It is extraordinary. An unnoticed provision of the agreement for the reform of House of Representatives procedures undermines the independence of the Speaker and offends at least the spirit of the Constitution.
This only became obvious when independent Rob Oakeshott did what has never been done before. He made a public bid to be Speaker but also wanted to be an active partisan member.
In olden times, members were reluctant to be speaker because they could have to face the King. Even now the tradition is that the one elected is dragged unwillingly to the chair. Am I correct in recalling that the infant son of a recent speaker cried out from the gallery “ Leave my father alone”?
Legal experts are warning this could lead to a High Court challenge as to the validity of any law passed under the agreement. The Achilles’ heel of the agreement is in giving the Speaker a pair that is having someone from the opposite side refraining from voting.
Under the Constitution the Speaker is only to have a casting vote if the House is divided. There are conventions about the use of casting votes. (When I have had one, I always tried to use it to maintain the status quo, which I understand to be the convention.)
The convention guiding the Speaker of the House of Commons is known as Speaker Denison's rule. This is a constitutional convention established by a 19th century Speaker, John Evelyn Denison. This is to exercise the vote so as to favour further debate. Where further debate is not possible, the Speaker should vote in favour of the status quo.
The intent of our constitution is clear. The Speaker is not to have a deliberative vote. Section 35 provides:
The House of Representatives shall, before proceeding to the despatch of any other business, choose a member to be the Speaker of the House, and as often as the office of Speaker becomes vacant the House shall again choose a member to be the Speaker. The Speaker shall cease to hold his office if he ceases to be a member. He may be removed from office by a vote of the House, or he may resign his office or his seat by writing addressed to the Governor-General.
But by purporting to give him a pair, the agreement effectively gives him what the Constitution specifically denies the speaker.
And as Edward Davidson, of Graceville, in Queensland asks in his letter to The Australian (18/9):IF Rob Oakeshott becomes Speaker, why would he be paired with an opposition member? As an independent, surely he should be paired with another independent. I nominate Tony Windsor. What could possibly be fairer than that?
..legal opinions, the High Court and GetUp!…
[ to continue click on Read more]
The constitutional lawyers named in the report by Chris Merritt and Patricia Karvelas in The Australian 18-19 September go no further than saying the deal goes against the spirit of the Constitution. They warn of the potential of a challenge.
Professor Geoff Lindell said it would be going too far to describe the pairing proposal as a direct breach of section 40 of the Constitution but he believed it was inappropriate for a potential Speaker to be trying to benefit from a mechanism that breaches the spirit of the Constitution.

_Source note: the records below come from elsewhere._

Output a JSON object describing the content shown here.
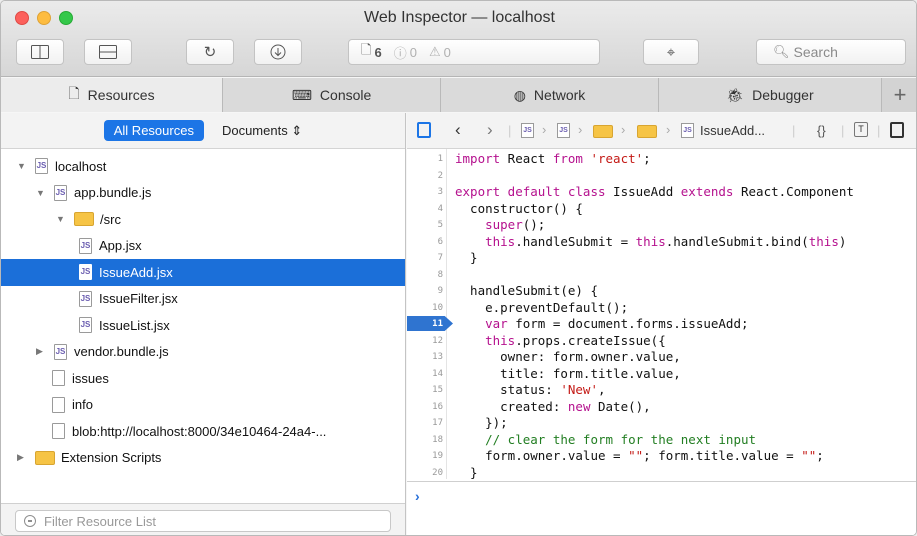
{
  "window": {
    "title": "Web Inspector — localhost"
  },
  "toolbar": {
    "resource_count": "6",
    "error_count": "0",
    "warning_count": "0",
    "search_placeholder": "Search"
  },
  "tabs": [
    {
      "label": "Resources",
      "active": true
    },
    {
      "label": "Console"
    },
    {
      "label": "Network"
    },
    {
      "label": "Debugger"
    }
  ],
  "sidebar": {
    "scope_selected": "All Resources",
    "scope_dropdown": "Documents",
    "filter_placeholder": "Filter Resource List",
    "tree": [
      {
        "label": "localhost",
        "icon": "page-js-icon",
        "depth": 0,
        "disclosure": "open"
      },
      {
        "label": "app.bundle.js",
        "icon": "js-file-icon",
        "depth": 1,
        "disclosure": "open"
      },
      {
        "label": "/src",
        "icon": "folder-icon",
        "depth": 2,
        "disclosure": "open"
      },
      {
        "label": "App.jsx",
        "icon": "js-file-icon",
        "depth": 3
      },
      {
        "label": "IssueAdd.jsx",
        "icon": "js-file-icon",
        "depth": 3,
        "selected": true
      },
      {
        "label": "IssueFilter.jsx",
        "icon": "js-file-icon",
        "depth": 3
      },
      {
        "label": "IssueList.jsx",
        "icon": "js-file-icon",
        "depth": 3
      },
      {
        "label": "vendor.bundle.js",
        "icon": "js-file-icon",
        "depth": 1,
        "disclosure": "closed"
      },
      {
        "label": "issues",
        "icon": "doc-icon",
        "depth": 1
      },
      {
        "label": "info",
        "icon": "doc-icon",
        "depth": 1
      },
      {
        "label": "blob:http://localhost:8000/34e10464-24a4-...",
        "icon": "doc-icon",
        "depth": 1
      },
      {
        "label": "Extension Scripts",
        "icon": "folder-icon",
        "depth": 0,
        "disclosure": "closed"
      }
    ]
  },
  "editor": {
    "breadcrumb_file": "IssueAdd...",
    "breakpoint_line": 11,
    "lines": [
      [
        [
          "k",
          "import"
        ],
        [
          "t",
          " React "
        ],
        [
          "k",
          "from"
        ],
        [
          "t",
          " "
        ],
        [
          "s",
          "'react'"
        ],
        [
          "t",
          ";"
        ]
      ],
      [],
      [
        [
          "k",
          "export default class"
        ],
        [
          "t",
          " IssueAdd "
        ],
        [
          "k",
          "extends"
        ],
        [
          "t",
          " React.Component"
        ]
      ],
      [
        [
          "t",
          "  constructor() {"
        ]
      ],
      [
        [
          "t",
          "    "
        ],
        [
          "k",
          "super"
        ],
        [
          "t",
          "();"
        ]
      ],
      [
        [
          "t",
          "    "
        ],
        [
          "k",
          "this"
        ],
        [
          "t",
          ".handleSubmit = "
        ],
        [
          "k",
          "this"
        ],
        [
          "t",
          ".handleSubmit.bind("
        ],
        [
          "k",
          "this"
        ],
        [
          "t",
          ")"
        ]
      ],
      [
        [
          "t",
          "  }"
        ]
      ],
      [],
      [
        [
          "t",
          "  handleSubmit(e) {"
        ]
      ],
      [
        [
          "t",
          "    e.preventDefault();"
        ]
      ],
      [
        [
          "t",
          "    "
        ],
        [
          "k",
          "var"
        ],
        [
          "t",
          " form = document.forms.issueAdd;"
        ]
      ],
      [
        [
          "t",
          "    "
        ],
        [
          "k",
          "this"
        ],
        [
          "t",
          ".props.createIssue({"
        ]
      ],
      [
        [
          "t",
          "      owner: form.owner.value,"
        ]
      ],
      [
        [
          "t",
          "      title: form.title.value,"
        ]
      ],
      [
        [
          "t",
          "      status: "
        ],
        [
          "s",
          "'New'"
        ],
        [
          "t",
          ","
        ]
      ],
      [
        [
          "t",
          "      created: "
        ],
        [
          "k",
          "new"
        ],
        [
          "t",
          " Date(),"
        ]
      ],
      [
        [
          "t",
          "    });"
        ]
      ],
      [
        [
          "c",
          "    // clear the form for the next input"
        ]
      ],
      [
        [
          "t",
          "    form.owner.value = "
        ],
        [
          "s",
          "\"\""
        ],
        [
          "t",
          "; form.title.value = "
        ],
        [
          "s",
          "\"\""
        ],
        [
          "t",
          ";"
        ]
      ],
      [
        [
          "t",
          "  }"
        ]
      ]
    ]
  },
  "console": {
    "prompt": "›"
  },
  "colors": {
    "accent": "#1c75e6",
    "selection": "#1b6fd9",
    "keyword": "#b5118e",
    "string": "#c41a16",
    "comment": "#227e22"
  }
}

"We do need to remember we have a written constitution and this is a key thing – it is like the quorum provisions – you just cannot ignore something staring you in the face," he said.He warned that in the past the High Court had examined the question of whether laws had been validly enacted by a joint sitting of parliament. "By parity of argument, if there was a legal problem here this could get into the courts," Professor Lindell said. "That is very much against the tradition of Westminster parliaments, but because we have a written constitution I think you are heading toward a possibility of catching (the High Court's) attention."He said the Commonwealth Solicitor-General and parliamentary staff were able to provide advice on this.
"What the agreement does is allow the Speaker almost to vote negatively by taking one vote off one side of parliament," Professor Greg Craven said. "It gives the Speaker a negative vote." This meant the "parliamentary reform" agreement was "pushing against the intention of the Constitution".
…and the High Court?
If there were to be a legal challenge no one really knows how the high Court would react. Few constitutional lawyers would have predicted the recent GetUp case, in which the High Court found the early closing of the rolls to be unconstitutional.Incidentally on that case, the High Court handed down its decision before the justices had released their written judgements. They probably had not written them. All we know is that it was by majority, although intelligent guesses are being made about the composition of the Court.
Justice John G Roberts, Chief Justice of the United States recently pointed out that judges will change their minds when they are writing a judgement and see the weight of the different arguments.
One suspects Their Honours are locked in on GetUp!